Empire Faith sailed on 1 January 1945 for Aden, arriving on 15 January. She departed on 28 January for Abadan, Iran, arriving on 4 February and departing nine days later for Karachi, India, where she arrived on 18 February. She sailed on 22 February for Bombay, arriving two days later. Empire Faith sailed on 5 March for Mombasa, Kenya, where she arrived on 14 March. She sailed a fortnight later for Diégo-Suarez, Madagascar, arriving on 31 March. On 4 April, Empire Faith sailed for Mauritius, where she arrived on 8 April. She departed on 26 April for Durban, South Africa, arriving on 2 May and sailing six days later for Port Elizabeth, arriving on 9 May. She departed on 12 May for Cape Town, arriving two days later and sailing on 16 May for Gibraltar, where she arrived on 5 June. She sailed that day for Liverpool, arriving on 10 June.

===Post-war===
Empire Faith sailed on 17 July for Port Said, arriving on 30 August. She then sailed to Suez, from where she departed on 1 August for Aden, arriving four days later. She departed that day for Sydney, New South Wales, Australia, arriving on 31 August. Empire Faith sailed from Sydney on 19 October for Melbourne, arriving two days later.

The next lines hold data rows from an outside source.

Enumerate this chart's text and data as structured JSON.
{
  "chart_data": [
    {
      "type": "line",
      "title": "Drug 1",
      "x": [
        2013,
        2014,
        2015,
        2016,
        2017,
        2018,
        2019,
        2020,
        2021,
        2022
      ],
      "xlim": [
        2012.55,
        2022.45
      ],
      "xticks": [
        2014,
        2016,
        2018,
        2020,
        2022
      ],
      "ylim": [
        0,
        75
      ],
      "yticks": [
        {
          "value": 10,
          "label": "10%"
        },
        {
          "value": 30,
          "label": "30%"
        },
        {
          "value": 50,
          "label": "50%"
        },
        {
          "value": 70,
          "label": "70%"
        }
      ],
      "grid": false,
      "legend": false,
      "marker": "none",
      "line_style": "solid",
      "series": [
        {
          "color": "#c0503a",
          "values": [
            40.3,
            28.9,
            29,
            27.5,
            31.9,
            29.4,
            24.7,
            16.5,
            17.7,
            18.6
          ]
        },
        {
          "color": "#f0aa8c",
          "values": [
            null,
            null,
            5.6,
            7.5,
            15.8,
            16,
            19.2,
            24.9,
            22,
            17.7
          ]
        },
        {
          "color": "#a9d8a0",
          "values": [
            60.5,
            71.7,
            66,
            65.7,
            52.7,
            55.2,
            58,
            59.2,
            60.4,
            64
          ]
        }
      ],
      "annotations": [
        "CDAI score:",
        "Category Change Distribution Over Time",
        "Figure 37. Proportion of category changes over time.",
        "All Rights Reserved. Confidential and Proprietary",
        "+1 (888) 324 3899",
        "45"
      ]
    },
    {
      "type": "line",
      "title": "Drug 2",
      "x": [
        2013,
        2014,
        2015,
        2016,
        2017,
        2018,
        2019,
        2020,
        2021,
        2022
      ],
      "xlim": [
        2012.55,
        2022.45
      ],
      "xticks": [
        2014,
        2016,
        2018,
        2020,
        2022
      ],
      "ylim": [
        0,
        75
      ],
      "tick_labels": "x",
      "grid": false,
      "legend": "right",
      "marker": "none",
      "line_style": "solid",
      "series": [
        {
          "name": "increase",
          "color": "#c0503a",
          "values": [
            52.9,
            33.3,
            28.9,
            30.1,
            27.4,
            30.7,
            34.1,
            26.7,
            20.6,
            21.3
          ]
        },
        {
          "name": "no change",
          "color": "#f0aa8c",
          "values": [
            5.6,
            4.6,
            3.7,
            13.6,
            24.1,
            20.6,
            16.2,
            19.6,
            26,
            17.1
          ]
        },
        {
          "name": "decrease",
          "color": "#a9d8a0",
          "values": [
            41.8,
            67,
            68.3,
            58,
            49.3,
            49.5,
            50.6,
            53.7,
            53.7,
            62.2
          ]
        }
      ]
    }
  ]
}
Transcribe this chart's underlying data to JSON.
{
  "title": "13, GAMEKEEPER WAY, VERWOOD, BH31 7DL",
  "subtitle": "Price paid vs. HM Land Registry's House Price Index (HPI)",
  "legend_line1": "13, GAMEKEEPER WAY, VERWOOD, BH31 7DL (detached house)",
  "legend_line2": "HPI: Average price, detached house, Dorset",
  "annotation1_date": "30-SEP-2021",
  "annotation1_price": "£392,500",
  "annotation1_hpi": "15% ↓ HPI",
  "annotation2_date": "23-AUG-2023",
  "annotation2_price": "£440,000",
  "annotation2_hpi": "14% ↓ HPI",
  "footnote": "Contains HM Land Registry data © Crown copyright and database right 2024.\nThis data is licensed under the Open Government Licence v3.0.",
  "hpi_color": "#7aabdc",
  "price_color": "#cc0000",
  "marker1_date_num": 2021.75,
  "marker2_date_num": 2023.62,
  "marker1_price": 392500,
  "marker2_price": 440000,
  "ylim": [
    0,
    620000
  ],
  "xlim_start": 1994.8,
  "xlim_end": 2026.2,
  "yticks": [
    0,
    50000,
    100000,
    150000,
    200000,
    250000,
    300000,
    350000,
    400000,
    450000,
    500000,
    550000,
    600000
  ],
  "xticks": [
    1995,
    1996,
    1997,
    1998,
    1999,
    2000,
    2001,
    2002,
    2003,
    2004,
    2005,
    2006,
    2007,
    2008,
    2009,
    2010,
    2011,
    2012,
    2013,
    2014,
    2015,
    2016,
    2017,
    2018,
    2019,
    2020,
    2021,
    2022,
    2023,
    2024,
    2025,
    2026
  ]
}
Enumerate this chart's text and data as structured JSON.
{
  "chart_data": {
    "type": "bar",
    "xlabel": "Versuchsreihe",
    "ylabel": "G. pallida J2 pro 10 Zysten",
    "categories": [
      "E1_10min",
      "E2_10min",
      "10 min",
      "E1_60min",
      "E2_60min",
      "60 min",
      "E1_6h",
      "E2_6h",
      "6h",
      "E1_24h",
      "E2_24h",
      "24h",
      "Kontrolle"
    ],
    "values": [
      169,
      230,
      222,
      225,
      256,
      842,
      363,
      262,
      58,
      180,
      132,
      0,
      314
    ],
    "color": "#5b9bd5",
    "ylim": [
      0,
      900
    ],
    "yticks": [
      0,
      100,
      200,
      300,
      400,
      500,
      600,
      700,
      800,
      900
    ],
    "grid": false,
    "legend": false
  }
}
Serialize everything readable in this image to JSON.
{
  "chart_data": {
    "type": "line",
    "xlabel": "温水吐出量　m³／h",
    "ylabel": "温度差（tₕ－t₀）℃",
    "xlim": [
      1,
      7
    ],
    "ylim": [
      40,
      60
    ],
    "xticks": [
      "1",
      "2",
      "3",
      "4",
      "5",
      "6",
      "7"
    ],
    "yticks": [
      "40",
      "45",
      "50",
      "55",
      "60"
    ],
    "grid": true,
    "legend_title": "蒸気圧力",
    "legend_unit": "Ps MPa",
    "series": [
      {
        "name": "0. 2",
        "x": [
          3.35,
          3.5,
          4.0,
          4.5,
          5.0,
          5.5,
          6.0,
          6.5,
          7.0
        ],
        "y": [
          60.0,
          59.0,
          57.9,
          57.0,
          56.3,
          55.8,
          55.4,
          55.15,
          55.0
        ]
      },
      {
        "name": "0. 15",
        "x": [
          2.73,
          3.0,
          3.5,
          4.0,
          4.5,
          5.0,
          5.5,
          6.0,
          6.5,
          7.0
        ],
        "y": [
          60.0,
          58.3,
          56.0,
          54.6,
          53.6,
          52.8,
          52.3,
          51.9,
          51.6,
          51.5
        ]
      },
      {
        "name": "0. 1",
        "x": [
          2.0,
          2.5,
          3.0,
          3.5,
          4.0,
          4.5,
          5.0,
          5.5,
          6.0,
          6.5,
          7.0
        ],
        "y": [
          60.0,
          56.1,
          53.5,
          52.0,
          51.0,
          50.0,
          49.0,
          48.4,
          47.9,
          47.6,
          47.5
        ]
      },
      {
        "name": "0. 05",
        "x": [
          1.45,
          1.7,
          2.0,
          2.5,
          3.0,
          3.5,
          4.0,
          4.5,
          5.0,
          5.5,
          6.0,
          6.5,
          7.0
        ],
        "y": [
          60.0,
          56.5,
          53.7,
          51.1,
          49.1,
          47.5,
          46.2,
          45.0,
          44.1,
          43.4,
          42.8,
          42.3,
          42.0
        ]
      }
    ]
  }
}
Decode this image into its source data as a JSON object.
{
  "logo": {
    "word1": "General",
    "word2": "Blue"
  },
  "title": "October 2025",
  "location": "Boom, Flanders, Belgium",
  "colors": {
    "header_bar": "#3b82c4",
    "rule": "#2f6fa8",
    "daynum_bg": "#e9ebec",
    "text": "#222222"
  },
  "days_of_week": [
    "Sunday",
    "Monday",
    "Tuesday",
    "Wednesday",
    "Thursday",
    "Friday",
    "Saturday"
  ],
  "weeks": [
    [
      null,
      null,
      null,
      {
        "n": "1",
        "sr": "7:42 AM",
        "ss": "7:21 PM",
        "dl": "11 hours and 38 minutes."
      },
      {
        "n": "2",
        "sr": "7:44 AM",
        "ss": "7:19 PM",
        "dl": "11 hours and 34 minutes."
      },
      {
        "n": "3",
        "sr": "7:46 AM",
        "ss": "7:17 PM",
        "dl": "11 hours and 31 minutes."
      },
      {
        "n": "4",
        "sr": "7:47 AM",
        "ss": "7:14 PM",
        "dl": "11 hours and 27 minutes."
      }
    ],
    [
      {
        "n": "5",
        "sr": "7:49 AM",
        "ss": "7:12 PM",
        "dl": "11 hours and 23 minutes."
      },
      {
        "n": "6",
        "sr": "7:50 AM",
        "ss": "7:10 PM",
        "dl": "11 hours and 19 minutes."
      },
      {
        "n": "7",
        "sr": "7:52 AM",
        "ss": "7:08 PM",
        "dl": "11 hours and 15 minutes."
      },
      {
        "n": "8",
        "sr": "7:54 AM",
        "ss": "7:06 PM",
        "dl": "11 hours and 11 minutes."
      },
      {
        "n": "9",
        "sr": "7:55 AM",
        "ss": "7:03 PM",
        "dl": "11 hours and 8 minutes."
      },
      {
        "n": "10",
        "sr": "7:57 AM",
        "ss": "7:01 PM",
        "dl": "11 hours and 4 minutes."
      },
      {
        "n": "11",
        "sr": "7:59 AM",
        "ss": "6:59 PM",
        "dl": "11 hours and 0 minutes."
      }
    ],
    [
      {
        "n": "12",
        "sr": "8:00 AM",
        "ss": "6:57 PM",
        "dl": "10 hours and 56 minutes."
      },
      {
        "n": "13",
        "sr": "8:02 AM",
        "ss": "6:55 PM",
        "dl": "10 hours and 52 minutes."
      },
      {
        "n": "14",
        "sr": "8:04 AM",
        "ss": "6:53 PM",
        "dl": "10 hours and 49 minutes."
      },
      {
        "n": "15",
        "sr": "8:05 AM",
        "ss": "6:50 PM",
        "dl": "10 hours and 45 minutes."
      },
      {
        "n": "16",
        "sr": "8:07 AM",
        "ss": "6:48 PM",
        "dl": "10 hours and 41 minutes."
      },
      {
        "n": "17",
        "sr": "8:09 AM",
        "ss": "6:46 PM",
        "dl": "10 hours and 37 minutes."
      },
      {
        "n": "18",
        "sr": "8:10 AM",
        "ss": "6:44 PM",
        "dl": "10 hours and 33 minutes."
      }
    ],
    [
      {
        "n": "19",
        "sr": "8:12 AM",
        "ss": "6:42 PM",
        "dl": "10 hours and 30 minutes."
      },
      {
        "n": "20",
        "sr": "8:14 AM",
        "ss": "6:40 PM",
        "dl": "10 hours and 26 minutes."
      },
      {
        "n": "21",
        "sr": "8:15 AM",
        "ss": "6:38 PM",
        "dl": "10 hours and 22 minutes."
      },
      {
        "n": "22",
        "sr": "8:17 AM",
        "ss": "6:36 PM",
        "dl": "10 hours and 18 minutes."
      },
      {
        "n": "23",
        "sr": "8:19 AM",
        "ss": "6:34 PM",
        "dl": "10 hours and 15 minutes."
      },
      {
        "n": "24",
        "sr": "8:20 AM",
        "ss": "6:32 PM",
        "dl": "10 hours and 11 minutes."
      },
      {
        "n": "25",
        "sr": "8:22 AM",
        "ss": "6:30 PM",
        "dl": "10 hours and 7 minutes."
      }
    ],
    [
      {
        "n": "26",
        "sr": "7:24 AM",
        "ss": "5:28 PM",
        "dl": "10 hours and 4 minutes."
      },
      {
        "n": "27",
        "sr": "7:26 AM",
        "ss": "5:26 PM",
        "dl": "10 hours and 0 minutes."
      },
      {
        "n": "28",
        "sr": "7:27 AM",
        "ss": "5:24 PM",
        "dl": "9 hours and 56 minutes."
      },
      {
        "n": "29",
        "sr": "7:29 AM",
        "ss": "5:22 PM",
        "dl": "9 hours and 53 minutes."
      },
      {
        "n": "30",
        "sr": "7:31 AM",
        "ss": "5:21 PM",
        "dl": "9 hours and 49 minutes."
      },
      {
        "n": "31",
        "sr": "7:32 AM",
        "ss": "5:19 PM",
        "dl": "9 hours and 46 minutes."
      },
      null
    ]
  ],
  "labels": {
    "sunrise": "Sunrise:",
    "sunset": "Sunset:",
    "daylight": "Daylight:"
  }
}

She departed on 2 November for Madras, where she arrived on 23 November. On 8 December, Empire Faith sailed for Vizag, where she arrived two days later. She departed on 17 December for Madras, arriving on 19 December for a five-day stay.

In 1946, Empire Faith was sold to Johnston Warren Lines and was renamed Jessmore. In 1947, the company was taken over by Furness Withy to become Furness-Warren Line. In July 1948, part of her cargo was seized as a prize of war in Palestine. In 1958, Jessmore was deemed to be no longer suitable for Furness Withy's requirements. She was sold to Maritime & Commercial Corporation Ltd, Panama and renamed Antiope. She was operated under the management on Wah Kwong & Co, Hong Kong. Antiope arrived in August 1971 at Kaohsiung, Taiwan for scrapping.